Tonight I sat in a cafe and found three things that might spark a good scene, and by scene, I mean piece of fiction or a fight:
- The man sitting behind me coughing at volume 11 with no predictability--spastic eruptions ruffling the back of my hair. I waited till he left for the restroom to change my seat. When he returned, he grabbed his things and left. Exquisite timing, sir. You're gone, yet no doubt your pathogens still coat the back of my head.
- The mother who let her nine year-old child peer at me, uninterrupted, for a good minute. It didn't help the child observed me like someone trying to identify an alien life form. This same child then gave the adult a tour of a mathematical computer game. I wonder if they sell a Social Skills Game where folks help their children and themselves learn the expiration date on staring.
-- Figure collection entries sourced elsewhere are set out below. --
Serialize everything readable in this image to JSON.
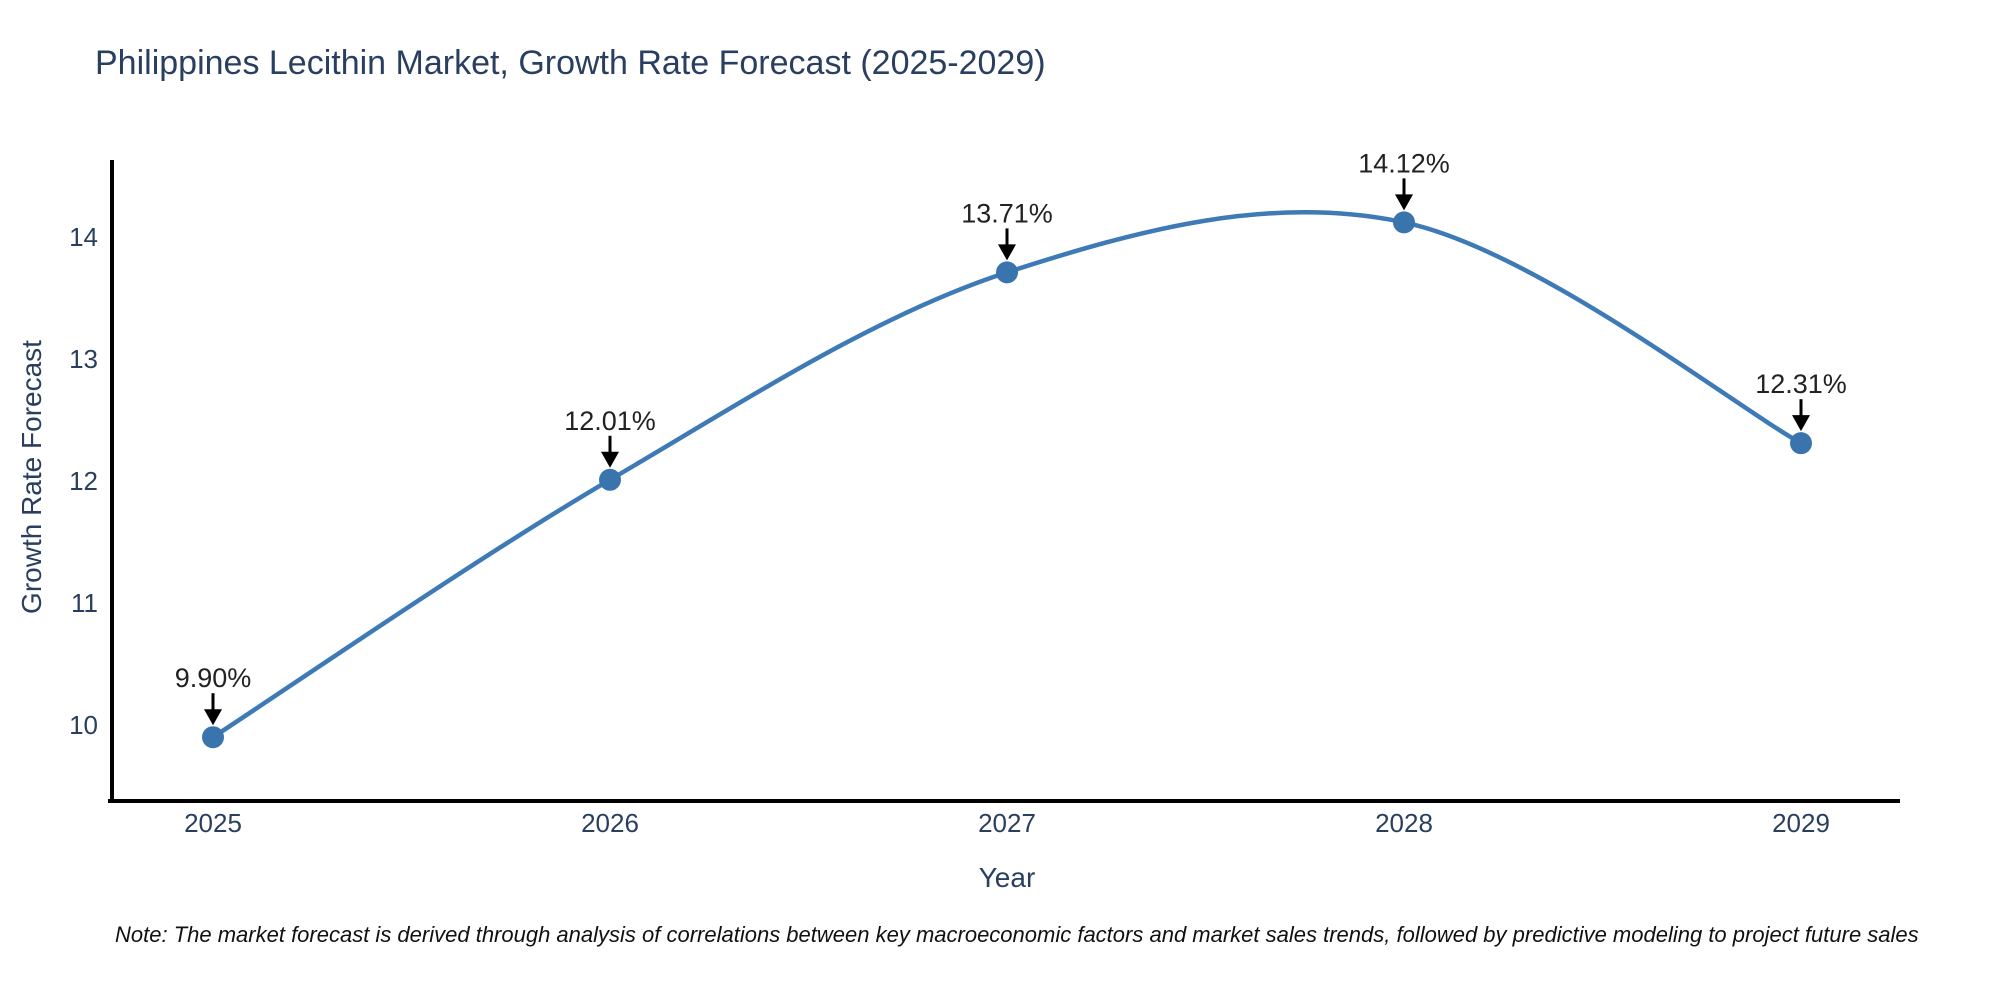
{
  "title": "Philippines Lecithin Market, Growth Rate Forecast (2025-2029)",
  "note": "Note: The market forecast is derived through analysis of correlations between key macroeconomic factors and market sales trends, followed by predictive modeling to project future sales",
  "chart_data": {
    "type": "line",
    "line_shape": "spline",
    "title": "Philippines Lecithin Market, Growth Rate Forecast (2025-2029)",
    "xlabel": "Year",
    "ylabel": "Growth Rate Forecast",
    "x": [
      2025,
      2026,
      2027,
      2028,
      2029
    ],
    "series": [
      {
        "name": "Growth Rate Forecast",
        "values": [
          9.9,
          12.01,
          13.71,
          14.12,
          12.31
        ]
      }
    ],
    "point_labels": [
      "9.90%",
      "12.01%",
      "13.71%",
      "14.12%",
      "12.31%"
    ],
    "xticks": [
      "2025",
      "2026",
      "2027",
      "2028",
      "2029"
    ],
    "yticks": [
      10,
      11,
      12,
      13,
      14
    ],
    "ylim": [
      9.38,
      14.63
    ],
    "grid": false,
    "legend_position": "none",
    "colors": {
      "line": "#3e7ab5",
      "marker": "#3a74ad",
      "axis_line": "#000000",
      "tick_text": "#2a3f5f",
      "annotation_text": "#222222",
      "annotation_arrow": "#000000"
    }
  }
}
- The barista impersonating a trumpet and breaking randomly into lyrics such as "the hills are alive with the sound of music." I'd need inspiration, too, clearing tables left cluttered with books patrons didn't have class enough to buy or return to shelves. I'd also want a good song to help me pass the time. But earbuds, man, and inner monologue; two AWESOME ideas.
Insert misanthropic writer and you have your scene. But move the action out of my writerly head and get someone to take a stand, teach some manners, or belt out a competing song. Let things get dicey and way off track when someone does the unthinkable in a cafe.
Finish the story for me. Pick your pet peeve of the three, or invent your own. Tell me what I ought to have done had I the wit, the insanity, or the gall to make a scene.